A study of more than 400 year eight and 11 children found that many teenage texters behave like compulsive gamblers.
Are you anxious about your teenager’s compulsive texting? Well, you’re right to worry. Youngsters who keep checking their phones could have a problem.
The trouble is teens use text messaging and social media apps more than any other way to stay in touch. But a new study says youngsters who check their phones continually skip sleep, fail to do homework and may be compulsive texters. And acting this way is linked to lower academic achievement, especially in girls.
A study of more than 400 year eight and 11 children found that many teenage texters behave like compulsive gamblers. They lose sleep because of messaging, they can’t stop doing it and they lie about the amount of time they spend sending messages.
For them the phone itself causes great anxiety because of the need to check it all the time.

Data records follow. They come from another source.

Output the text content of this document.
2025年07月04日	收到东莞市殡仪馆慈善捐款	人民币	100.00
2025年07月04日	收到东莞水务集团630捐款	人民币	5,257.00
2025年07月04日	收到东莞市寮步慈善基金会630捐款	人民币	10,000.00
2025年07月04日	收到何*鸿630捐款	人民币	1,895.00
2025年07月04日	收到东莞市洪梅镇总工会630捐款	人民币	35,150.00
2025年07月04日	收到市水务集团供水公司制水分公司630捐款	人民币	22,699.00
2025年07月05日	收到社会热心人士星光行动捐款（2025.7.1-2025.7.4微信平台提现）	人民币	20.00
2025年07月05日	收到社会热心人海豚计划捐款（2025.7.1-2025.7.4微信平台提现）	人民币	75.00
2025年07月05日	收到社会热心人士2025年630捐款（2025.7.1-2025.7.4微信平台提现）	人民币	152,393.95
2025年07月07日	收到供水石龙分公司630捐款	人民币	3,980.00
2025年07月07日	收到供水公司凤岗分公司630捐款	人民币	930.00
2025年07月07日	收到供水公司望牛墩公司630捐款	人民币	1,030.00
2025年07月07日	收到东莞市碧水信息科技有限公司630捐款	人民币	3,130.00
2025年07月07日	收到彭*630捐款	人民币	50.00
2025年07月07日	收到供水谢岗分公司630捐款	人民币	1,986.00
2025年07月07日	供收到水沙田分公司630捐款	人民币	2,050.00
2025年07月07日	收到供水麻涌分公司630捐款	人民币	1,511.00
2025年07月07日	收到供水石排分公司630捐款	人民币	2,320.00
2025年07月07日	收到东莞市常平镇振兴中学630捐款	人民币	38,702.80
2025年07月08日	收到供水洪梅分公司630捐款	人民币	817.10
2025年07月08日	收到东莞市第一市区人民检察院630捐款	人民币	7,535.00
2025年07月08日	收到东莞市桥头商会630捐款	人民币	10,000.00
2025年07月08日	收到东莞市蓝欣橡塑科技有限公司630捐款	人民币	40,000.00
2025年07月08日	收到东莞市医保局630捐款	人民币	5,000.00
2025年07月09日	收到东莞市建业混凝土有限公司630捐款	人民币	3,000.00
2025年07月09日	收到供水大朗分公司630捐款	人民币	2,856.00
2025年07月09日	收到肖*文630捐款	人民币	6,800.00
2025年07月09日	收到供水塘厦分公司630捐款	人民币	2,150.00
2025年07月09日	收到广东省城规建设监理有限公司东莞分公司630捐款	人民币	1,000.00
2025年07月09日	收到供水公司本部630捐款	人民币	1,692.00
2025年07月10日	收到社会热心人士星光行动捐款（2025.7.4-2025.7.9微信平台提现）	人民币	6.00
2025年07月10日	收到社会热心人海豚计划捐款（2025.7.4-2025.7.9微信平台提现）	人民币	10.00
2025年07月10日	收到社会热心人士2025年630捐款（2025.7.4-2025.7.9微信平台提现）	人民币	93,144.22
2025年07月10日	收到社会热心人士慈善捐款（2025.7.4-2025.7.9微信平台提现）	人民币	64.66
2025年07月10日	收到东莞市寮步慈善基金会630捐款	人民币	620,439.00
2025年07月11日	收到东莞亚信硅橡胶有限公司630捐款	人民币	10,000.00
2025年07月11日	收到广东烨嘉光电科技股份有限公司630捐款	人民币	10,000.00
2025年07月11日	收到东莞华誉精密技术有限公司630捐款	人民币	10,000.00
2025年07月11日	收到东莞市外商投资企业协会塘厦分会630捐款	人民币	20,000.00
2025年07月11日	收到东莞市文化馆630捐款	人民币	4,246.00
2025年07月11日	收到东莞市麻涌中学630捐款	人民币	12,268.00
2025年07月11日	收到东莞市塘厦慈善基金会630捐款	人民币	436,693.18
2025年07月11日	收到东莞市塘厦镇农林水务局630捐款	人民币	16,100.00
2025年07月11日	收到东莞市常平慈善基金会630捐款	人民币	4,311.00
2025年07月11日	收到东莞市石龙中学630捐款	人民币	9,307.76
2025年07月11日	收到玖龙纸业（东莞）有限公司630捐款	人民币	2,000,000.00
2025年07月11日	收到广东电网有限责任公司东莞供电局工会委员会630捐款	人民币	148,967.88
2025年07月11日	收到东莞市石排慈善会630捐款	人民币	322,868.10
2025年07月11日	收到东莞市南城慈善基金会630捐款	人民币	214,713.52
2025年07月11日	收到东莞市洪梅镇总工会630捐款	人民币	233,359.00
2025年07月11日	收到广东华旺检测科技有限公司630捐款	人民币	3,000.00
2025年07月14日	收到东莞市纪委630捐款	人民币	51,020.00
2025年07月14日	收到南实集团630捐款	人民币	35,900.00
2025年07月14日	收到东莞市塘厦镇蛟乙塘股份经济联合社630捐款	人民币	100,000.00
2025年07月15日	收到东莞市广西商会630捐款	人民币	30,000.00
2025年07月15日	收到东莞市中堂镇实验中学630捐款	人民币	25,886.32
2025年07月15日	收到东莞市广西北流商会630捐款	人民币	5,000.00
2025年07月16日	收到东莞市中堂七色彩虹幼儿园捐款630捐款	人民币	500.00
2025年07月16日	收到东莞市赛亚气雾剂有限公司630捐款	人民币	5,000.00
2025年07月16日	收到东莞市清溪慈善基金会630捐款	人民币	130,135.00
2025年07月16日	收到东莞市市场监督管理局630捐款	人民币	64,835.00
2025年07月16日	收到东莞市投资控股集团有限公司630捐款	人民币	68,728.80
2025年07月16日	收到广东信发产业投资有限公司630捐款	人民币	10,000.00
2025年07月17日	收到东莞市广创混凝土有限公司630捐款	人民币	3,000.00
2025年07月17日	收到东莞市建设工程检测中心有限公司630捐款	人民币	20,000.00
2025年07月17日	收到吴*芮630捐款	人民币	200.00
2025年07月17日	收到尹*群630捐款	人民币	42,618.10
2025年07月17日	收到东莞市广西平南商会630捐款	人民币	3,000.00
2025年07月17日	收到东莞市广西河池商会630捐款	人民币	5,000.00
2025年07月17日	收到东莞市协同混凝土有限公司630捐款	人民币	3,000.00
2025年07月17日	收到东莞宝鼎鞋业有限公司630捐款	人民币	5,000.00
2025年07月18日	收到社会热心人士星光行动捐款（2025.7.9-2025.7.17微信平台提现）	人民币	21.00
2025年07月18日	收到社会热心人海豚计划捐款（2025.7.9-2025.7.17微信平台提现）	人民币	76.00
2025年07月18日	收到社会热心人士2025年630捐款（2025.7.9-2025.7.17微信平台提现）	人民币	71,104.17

Panic sets in when it can’t be found. Girls text compulsively at a much higher rate than boys. And unlike girls, boys who are compulsive texters aren’t at risk of poor performance.
The study, published online in US journal Psychology of Popular Media Culture, confirms the link between the excessive use of social media and lower school grades. The 2014 survey found the more time black and Hispanic teenagers spent on Facebook, the worse their marks in maths became.
Students who text while doing homework have lower grades. Those who text during class take less detailed notes and remember less information.
Studies have also linked high numbers of texts to sleep problems, possibly because teenagers wake up when they get a message. The US report noted that three-quarters of teenagers own a mobile phone and six out of 10 text every day. That’s more than they talk on the phone, meet with friends or email. The average number of texts sent by teens is 60 a day, with older girls sending around 100 text messages a day and boys about 50.
One issue is that texting encourages a short attention span so it’s no surprise it causes problems in school where hour-long concentration is required in class.
The latest UK report from the Office of National Statistics says depression, anxiety and other mental-health problems are more common in 10 to 15-year-olds who spend much of their time on social media.
This immersion in an imaginary world is damaging to the way youngsters see themselves and the way they perceive the real world.
The internet is full of false information and teenagers take it as gospel.
Then there’s the fact that social networks aren’t that social. If no one answers, a teen can feel like an outcast.
The case for monitoring your teen's phone use is very strong indeed.